挂电话前,江随沉默了下,说,“爸爸,你之前说的交换生的事,我想去了。”
……
看周池拨电话,小黑好心地提醒他:“哎,你知道现在几点了嘛,你老婆搞不好都睡了。”
周池手指顿了顿。他习惯性地直接输江随的号码,十一个数字已经输了十个。
小黑告诉他:“十二点了,你没有急事干嘛扰人清梦?我看她昨天那语气,挺平静的,也不像有急事的样子。”
周池想了想,没拨过去,发了条信息。
凌晨三点,这个折磨人的项目终于全部结束,一群人都在刘昱尘的工作间——距离C大不远的一栋大厦地下室里。
休息区的桌上横七竖八地摆着不少外卖盒。
阮婧和另外两个师姐瘫在那张L形的旧沙发上:“累死了。”
小黑站起来伸了个懒腰,对周池说:“咱还回去不?”
“回去干啥?”刘昱尘说,“大家都辛苦了,我去给你们整点热乎的,先吃一顿。”
这个点,外面只有24小时便利店还开着。
刘昱尘往外走,周池起身:“尘哥,我跟你一道。”
小黑本来也想跟着去,但猜测他们应该是有事要聊,就没去凑热闹。
深夜的道路安静很多。不同于市区,夜里这一片大路上车辆都很少。
几百米之外,有一家通宵营业的便利店。
两个男生走路都不快,似乎也不着急。解决了手头这个项目,刘昱尘一身轻松,和周池闲聊了几句董教授周末的讲座。
往前走了一段,周池开口:“尘哥,融资的事,抱歉……”
“这件事不用说了,”刘昱尘打断了他,“共事这么久,你小子什么个性我清楚,这事你如果不是有难处,不会这样,这点我信自己的眼光,用不着多解释。”

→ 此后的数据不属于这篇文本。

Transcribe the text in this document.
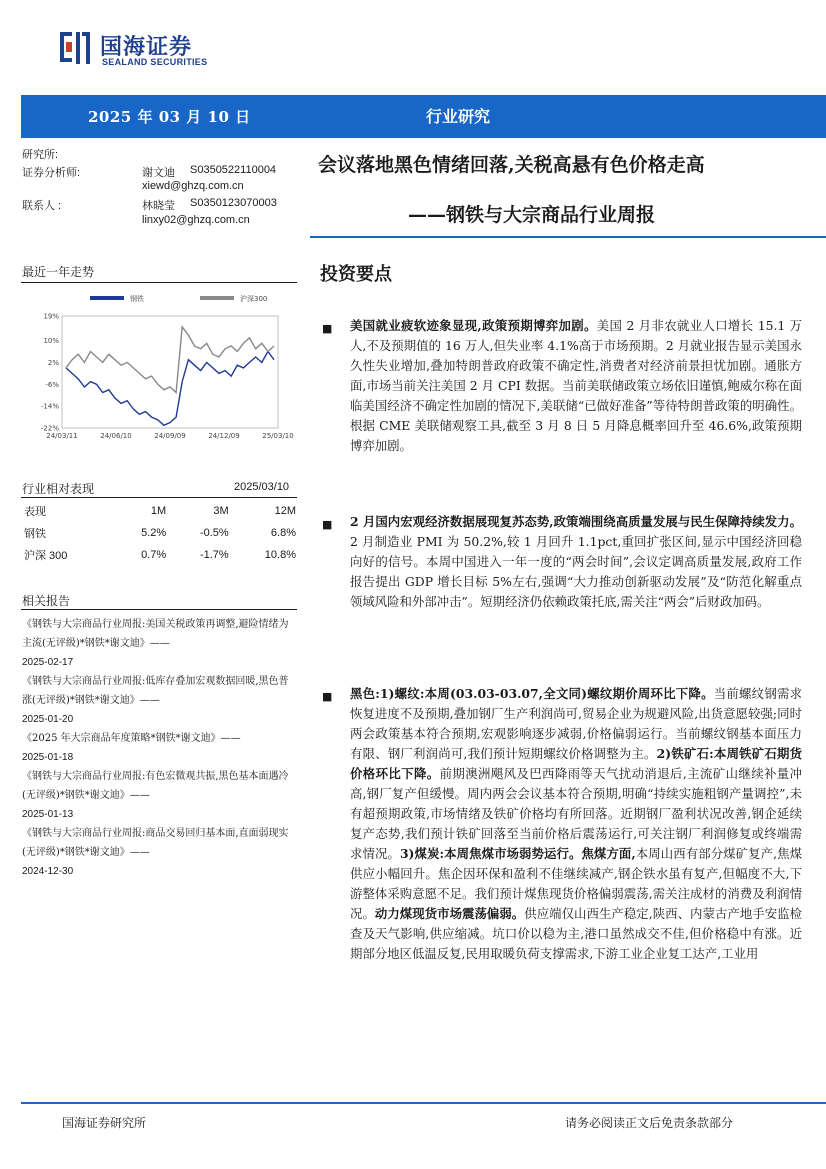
国海证券
SEALAND SECURITIES
2025 年 03 月 10 日	行业研究
研究所:
证券分析师:	谢文迪 S0350522110004
xiewd@ghzq.com.cn
联系人 :	林晓莹 S0350123070003
linxy02@ghzq.com.cn
会议落地黑色情绪回落,关税高悬有色价格走高
——钢铁与大宗商品行业周报
最近一年走势
-22%
-14%
-6%
2%
10%
19%
24/03/11	24/06/10	24/09/09	24/12/09	25/03/10
钢铁	沪深300
行业相对表现	2025/03/10
表现	1M	3M	12M
钢铁	5.2%	-0.5%	6.8%
沪深 300	0.7%	-1.7%	10.8%
相关报告
《钢铁与大宗商品行业周报:美国关税政策再调整,避险情绪为主流(无评级)*钢铁*谢文迪》——
2025-02-17
《钢铁与大宗商品行业周报:低库存叠加宏观数据回暖,黑色普涨(无评级)*钢铁*谢文迪》——
2025-01-20
《2025 年大宗商品年度策略*钢铁*谢文迪》——
2025-01-18
《钢铁与大宗商品行业周报:有色宏微观共振,黑色基本面遇冷(无评级)*钢铁*谢文迪》——
2025-01-13
《钢铁与大宗商品行业周报:商品交易回归基本面,直面弱现实(无评级)*钢铁*谢文迪》——
2024-12-30
投资要点
■ 美国就业疲软迹象显现,政策预期博弈加剧。美国 2 月非农就业人口增长 15.1 万人,不及预期值的 16 万人,但失业率 4.1%高于市场预期。2 月就业报告显示美国永久性失业增加,叠加特朗普政府政策不确定性,消费者对经济前景担忧加剧。通胀方面,市场当前关注美国 2 月 CPI 数据。当前美联储政策立场依旧谨慎,鲍威尔称在面临美国经济不确定性加剧的情况下,美联储“已做好准备”等待特朗普政策的明确性。根据 CME 美联储观察工具,截至 3 月 8 日 5 月降息概率回升至 46.6%,政策预期博弈加剧。
■ 2 月国内宏观经济数据展现复苏态势,政策端围绕高质量发展与民生保障持续发力。2 月制造业 PMI 为 50.2%,较 1 月回升 1.1pct,重回扩张区间,显示中国经济回稳向好的信号。本周中国进入一年一度的“两会时间”,会议定调高质量发展,政府工作报告提出 GDP 增长目标 5%左右,强调“大力推动创新驱动发展”及“防范化解重点领域风险和外部冲击”。短期经济仍依赖政策托底,需关注“两会”后财政加码。
■ 黑色:1)螺纹:本周(03.03-03.07,全文同)螺纹期价周环比下降。当前螺纹钢需求恢复进度不及预期,叠加钢厂生产利润尚可,贸易企业为规避风险,出货意愿较强;同时两会政策基本符合预期,宏观影响逐步减弱,价格偏弱运行。当前螺纹钢基本面压力有限、钢厂利润尚可,我们预计短期螺纹价格调整为主。2)铁矿石:本周铁矿石期货价格环比下降。前期澳洲飓风及巴西降雨等天气扰动消退后,主流矿山继续补量冲高,钢厂复产但缓慢。周内两会会议基本符合预期,明确“持续实施粗钢产量调控”,未有超预期政策,市场情绪及铁矿价格均有所回落。近期钢厂盈利状况改善,钢企延续复产态势,我们预计铁矿回落至当前价格后震荡运行,可关注钢厂利润修复或终端需求情况。3)煤炭:本周焦煤市场弱势运行。焦煤方面,本周山西有部分煤矿复产,焦煤供应小幅回升。焦企因环保和盈利不佳继续减产,钢企铁水虽有复产,但幅度不大,下游整体采购意愿不足。我们预计煤焦现货价格偏弱震荡,需关注成材的消费及利润情况。动力煤现货市场震荡偏弱。供应端仅山西生产稳定,陕西、内蒙古产地手安监检查及天气影响,供应缩减。坑口价以稳为主,港口虽然成交不佳,但价格稳中有涨。近期部分地区低温反复,民用取暖负荷支撑需求,下游工业企业复工达产,工业用
国海证券研究所	请务必阅读正文后免责条款部分
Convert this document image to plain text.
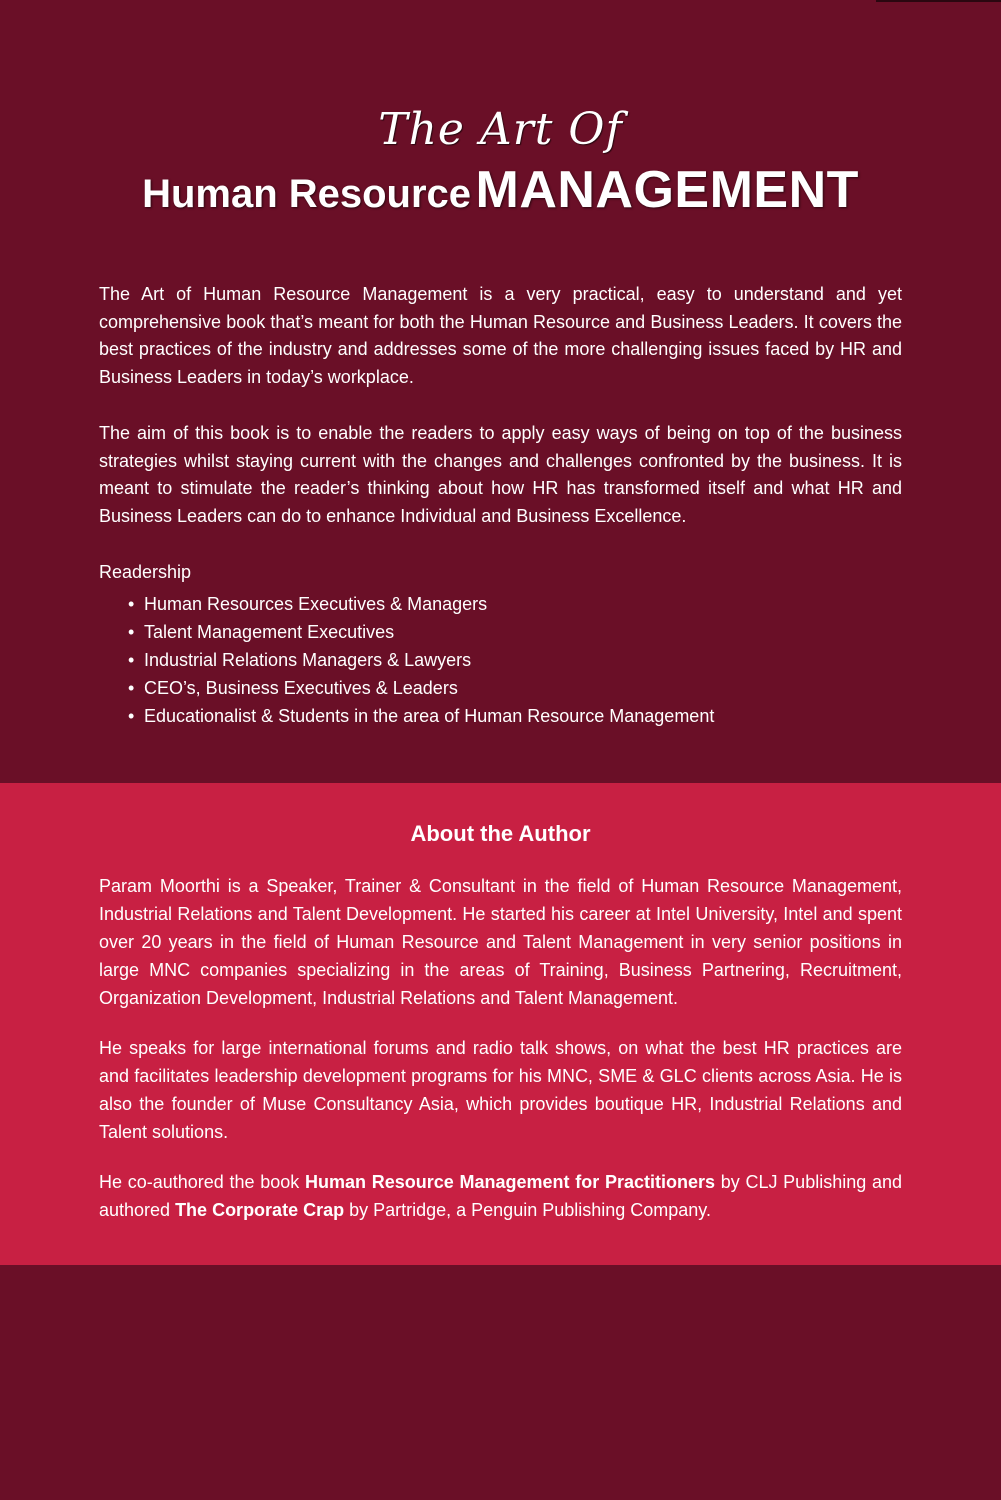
The Art Of
Human Resource MANAGEMENT

The Art of Human Resource Management is a very practical, easy to understand and yet comprehensive book that’s meant for both the Human Resource and Business Leaders. It covers the best practices of the industry and addresses some of the more challenging issues faced by HR and Business Leaders in today’s workplace.

The aim of this book is to enable the readers to apply easy ways of being on top of the business strategies whilst staying current with the changes and challenges confronted by the business. It is meant to stimulate the reader’s thinking about how HR has transformed itself and what HR and Business Leaders can do to enhance Individual and Business Excellence.

Readership
• Human Resources Executives & Managers
• Talent Management Executives
• Industrial Relations Managers & Lawyers
• CEO’s, Business Executives & Leaders
• Educationalist & Students in the area of Human Resource Management
About the Author

Param Moorthi is a Speaker, Trainer & Consultant in the field of Human Resource Management, Industrial Relations and Talent Development. He started his career at Intel University, Intel and spent over 20 years in the field of Human Resource and Talent Management in very senior positions in large MNC companies specializing in the areas of Training, Business Partnering, Recruitment, Organization Development, Industrial Relations and Talent Management.

He speaks for large international forums and radio talk shows, on what the best HR practices are and facilitates leadership development programs for his MNC, SME & GLC clients across Asia. He is also the founder of Muse Consultancy Asia, which provides boutique HR, Industrial Relations and Talent solutions.

He co-authored the book Human Resource Management for Practitioners by CLJ Publishing and authored The Corporate Crap by Partridge, a Penguin Publishing Company.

他爽朗地笑了两声,“放心吧,不是什么大事,当初起头干这事我就做好了准备,什么结果都行,咱们都年轻,未来无限可能!大不了创业失败我照样找工作是吧,还没听说咱电院出来的有谁饿死的。”
周池没说话。
刘昱尘拍拍他的肩:“你有野心,我早看出来了,这是好事,但太着急太拼了,自个儿撑不住,知道不?”
周池点了头。
凌晨六点,周池回到宿舍,简单冲洗了下,躺到床上。闭眼前,他设了八点的闹钟。几天奔波,再加上熬了一整夜,他确实十分疲倦了,这两个小时他睡得很昏沉,直到被闹钟叫醒。
宿舍里除了还在昏睡的小黑,没有别人在,另外两个室友这周去广州参加比赛了。周池揉揉额,脑袋仍然晕得厉害,他爬起来拔了正在充电的手机,看了一眼。
有一条新消息。江随今天早上七点半回过来的。
“没什么事,就是打个电话。”
周池看了几秒,脑子里想了下,今天周四,她上午一二节空课。他拿着手机出了宿舍,右转走到拐角的楼道里,给她打了电话。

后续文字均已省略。